Eighty-one years ago today, American troops rolled into Wolfratshausen, Bavaria, to take control of the village as World War II came to an end in Southern Germany.
My father and aunt were 8 and 11, and an American Soldier took their pictures. Grandma — living out the war in the “safety” of Wolfratshausen, after she and the kids were bombed out of Berlin in 1943 — was a naturalized US citizen who spoke English. Connecting with the invading American soldiers, and gleaning a few benefits (communications with her sister, stateside; arranging for the soldiers to receive care packages from her; getting food) was easily arranged.
And as this entry in her scrapbook notes, she immediately began planning to return to the US — doing so in November of 1946.
The war seems so long ago, and yet so close… as I’m now sixty, eighty years ago seems like nothing.
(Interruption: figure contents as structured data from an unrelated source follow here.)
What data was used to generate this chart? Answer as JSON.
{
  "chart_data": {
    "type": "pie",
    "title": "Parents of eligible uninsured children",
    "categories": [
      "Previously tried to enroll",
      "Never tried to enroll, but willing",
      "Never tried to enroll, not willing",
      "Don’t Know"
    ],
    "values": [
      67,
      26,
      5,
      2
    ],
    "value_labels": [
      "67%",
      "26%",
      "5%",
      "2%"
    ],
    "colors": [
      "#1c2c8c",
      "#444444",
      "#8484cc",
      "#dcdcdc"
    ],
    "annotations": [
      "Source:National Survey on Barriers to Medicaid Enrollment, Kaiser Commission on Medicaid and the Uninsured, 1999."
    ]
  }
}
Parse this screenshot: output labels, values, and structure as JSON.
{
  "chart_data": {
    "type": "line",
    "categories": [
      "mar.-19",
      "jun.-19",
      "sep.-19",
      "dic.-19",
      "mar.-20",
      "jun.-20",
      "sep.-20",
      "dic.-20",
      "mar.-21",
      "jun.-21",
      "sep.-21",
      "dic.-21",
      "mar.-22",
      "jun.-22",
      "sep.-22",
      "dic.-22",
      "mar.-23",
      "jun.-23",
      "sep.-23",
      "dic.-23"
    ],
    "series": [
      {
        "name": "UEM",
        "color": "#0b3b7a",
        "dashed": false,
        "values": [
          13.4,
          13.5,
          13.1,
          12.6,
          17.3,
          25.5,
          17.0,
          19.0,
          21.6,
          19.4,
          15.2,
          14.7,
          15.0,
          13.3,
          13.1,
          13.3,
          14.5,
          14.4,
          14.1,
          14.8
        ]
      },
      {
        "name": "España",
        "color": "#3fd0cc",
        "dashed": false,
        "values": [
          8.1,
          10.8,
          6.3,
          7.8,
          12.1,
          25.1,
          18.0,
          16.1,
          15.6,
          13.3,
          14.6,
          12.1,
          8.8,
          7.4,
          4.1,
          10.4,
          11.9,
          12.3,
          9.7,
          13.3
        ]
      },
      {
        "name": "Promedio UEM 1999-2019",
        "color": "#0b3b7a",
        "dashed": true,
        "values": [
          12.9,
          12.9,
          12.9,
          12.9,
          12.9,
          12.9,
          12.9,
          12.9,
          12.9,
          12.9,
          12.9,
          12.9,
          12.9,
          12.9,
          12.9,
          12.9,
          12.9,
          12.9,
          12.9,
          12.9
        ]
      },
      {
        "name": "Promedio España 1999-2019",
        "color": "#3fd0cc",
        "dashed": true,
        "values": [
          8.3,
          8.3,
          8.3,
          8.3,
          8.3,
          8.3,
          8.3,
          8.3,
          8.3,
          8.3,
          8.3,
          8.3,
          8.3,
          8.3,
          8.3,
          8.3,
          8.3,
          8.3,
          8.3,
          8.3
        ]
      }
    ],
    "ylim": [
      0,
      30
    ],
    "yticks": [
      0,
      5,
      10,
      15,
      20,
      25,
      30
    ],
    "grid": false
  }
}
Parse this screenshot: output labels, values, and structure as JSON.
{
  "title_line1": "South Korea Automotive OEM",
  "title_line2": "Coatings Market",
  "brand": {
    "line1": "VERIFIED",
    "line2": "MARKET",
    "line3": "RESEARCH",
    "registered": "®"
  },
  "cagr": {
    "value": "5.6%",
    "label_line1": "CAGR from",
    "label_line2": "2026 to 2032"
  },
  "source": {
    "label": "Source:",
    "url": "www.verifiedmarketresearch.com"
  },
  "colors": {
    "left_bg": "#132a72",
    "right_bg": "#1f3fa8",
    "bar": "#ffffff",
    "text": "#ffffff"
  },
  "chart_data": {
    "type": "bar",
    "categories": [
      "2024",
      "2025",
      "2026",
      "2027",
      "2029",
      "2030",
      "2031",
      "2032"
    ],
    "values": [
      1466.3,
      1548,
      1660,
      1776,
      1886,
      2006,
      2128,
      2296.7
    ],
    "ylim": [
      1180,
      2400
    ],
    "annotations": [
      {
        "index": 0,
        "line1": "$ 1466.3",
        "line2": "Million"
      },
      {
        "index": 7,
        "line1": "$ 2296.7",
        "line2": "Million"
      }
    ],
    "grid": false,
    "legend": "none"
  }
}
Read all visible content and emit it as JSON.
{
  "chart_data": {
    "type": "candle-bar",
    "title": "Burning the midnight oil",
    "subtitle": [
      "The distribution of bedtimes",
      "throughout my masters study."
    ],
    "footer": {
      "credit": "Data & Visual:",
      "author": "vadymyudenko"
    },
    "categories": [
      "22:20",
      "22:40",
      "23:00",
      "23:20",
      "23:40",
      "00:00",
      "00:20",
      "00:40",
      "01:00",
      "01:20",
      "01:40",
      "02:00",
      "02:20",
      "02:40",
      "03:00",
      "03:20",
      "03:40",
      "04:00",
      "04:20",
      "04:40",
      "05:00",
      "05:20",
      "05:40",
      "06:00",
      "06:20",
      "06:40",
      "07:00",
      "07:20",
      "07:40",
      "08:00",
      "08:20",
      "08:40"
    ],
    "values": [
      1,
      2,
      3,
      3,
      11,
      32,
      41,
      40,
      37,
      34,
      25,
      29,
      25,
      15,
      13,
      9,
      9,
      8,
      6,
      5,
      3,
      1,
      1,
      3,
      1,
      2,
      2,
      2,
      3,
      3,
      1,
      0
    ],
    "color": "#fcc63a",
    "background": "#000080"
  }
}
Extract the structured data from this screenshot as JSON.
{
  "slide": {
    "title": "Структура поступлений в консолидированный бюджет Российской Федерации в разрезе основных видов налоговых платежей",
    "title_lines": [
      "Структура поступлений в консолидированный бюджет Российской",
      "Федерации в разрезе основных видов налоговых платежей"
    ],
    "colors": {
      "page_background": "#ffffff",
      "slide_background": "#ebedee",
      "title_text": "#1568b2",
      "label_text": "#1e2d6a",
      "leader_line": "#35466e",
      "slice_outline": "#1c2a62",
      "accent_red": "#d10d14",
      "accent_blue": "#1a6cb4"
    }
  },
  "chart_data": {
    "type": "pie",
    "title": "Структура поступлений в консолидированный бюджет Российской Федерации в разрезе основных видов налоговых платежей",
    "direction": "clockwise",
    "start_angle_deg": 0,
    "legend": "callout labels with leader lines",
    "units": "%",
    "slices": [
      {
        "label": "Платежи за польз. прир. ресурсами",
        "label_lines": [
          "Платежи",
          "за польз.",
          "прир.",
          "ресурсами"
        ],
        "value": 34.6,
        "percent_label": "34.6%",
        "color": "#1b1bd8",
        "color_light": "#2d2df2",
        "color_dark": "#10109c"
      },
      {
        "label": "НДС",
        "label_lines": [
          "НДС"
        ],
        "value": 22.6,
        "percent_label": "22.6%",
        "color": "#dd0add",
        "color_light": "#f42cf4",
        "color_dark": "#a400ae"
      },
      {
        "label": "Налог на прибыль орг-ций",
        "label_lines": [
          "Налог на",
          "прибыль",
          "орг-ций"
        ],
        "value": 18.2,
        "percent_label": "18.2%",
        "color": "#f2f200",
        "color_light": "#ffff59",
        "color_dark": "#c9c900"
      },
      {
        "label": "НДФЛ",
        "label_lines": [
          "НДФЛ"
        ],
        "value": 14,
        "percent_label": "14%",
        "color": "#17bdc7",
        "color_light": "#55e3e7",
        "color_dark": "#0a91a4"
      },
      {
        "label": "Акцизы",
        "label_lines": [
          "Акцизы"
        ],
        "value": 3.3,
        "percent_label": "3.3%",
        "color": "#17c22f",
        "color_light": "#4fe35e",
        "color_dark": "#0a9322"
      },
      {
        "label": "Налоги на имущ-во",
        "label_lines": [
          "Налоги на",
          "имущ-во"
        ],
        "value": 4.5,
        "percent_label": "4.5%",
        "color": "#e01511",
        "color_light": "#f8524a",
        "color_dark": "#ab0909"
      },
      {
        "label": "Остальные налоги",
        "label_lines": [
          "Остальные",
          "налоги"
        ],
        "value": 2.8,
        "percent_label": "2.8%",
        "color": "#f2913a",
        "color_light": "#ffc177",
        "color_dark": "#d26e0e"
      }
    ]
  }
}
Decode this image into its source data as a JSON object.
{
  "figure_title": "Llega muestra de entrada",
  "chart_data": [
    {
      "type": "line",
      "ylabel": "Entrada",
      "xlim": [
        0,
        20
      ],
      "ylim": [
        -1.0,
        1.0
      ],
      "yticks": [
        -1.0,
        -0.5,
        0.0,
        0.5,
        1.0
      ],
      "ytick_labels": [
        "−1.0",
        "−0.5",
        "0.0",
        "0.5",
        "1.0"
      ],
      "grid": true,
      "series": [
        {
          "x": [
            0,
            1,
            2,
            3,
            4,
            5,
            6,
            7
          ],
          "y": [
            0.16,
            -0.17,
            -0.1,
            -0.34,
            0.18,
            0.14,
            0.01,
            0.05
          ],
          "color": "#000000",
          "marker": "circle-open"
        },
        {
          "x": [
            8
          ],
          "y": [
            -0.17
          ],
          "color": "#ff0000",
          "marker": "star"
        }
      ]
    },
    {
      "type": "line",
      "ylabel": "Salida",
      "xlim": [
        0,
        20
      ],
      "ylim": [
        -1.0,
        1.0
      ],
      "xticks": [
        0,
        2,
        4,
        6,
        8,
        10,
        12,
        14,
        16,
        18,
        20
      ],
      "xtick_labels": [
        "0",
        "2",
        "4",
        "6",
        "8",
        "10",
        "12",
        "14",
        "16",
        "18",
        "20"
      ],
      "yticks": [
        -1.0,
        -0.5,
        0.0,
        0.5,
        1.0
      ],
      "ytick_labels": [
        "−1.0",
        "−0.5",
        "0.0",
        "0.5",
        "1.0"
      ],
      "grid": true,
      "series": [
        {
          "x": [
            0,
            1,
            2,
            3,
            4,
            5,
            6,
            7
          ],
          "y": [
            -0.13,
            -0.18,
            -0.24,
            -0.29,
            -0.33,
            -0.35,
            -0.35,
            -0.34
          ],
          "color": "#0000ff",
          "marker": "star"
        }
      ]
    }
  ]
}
I do remember, when I was 8 or 9 years old, being called a Nazi by a neighborhood friend as we played basketball on the rough asphalt court in a gully behind our house.
I thought, back then, “That’s ridiculous. The war is ancient history.” That was 1973, when the war was only 28 years in our rear view mirror. I assume his parents knew my Dad was German, and… well. guilt by association, right? Even though Dad was only 8 at the end of the war.
But here I sit, 81 years after these pictures were taken. A first generation American. Actually born a dual-citizen US/German, though I only confirmed that in 2020.
It’s not that long ago, and as we know, from the continuing reverberations of our own Civil War buffeting this country, the fallout of a fascist regime that ruined a nation, supported by zealously loyal, economically desperate, frightened countrymen lingers, too.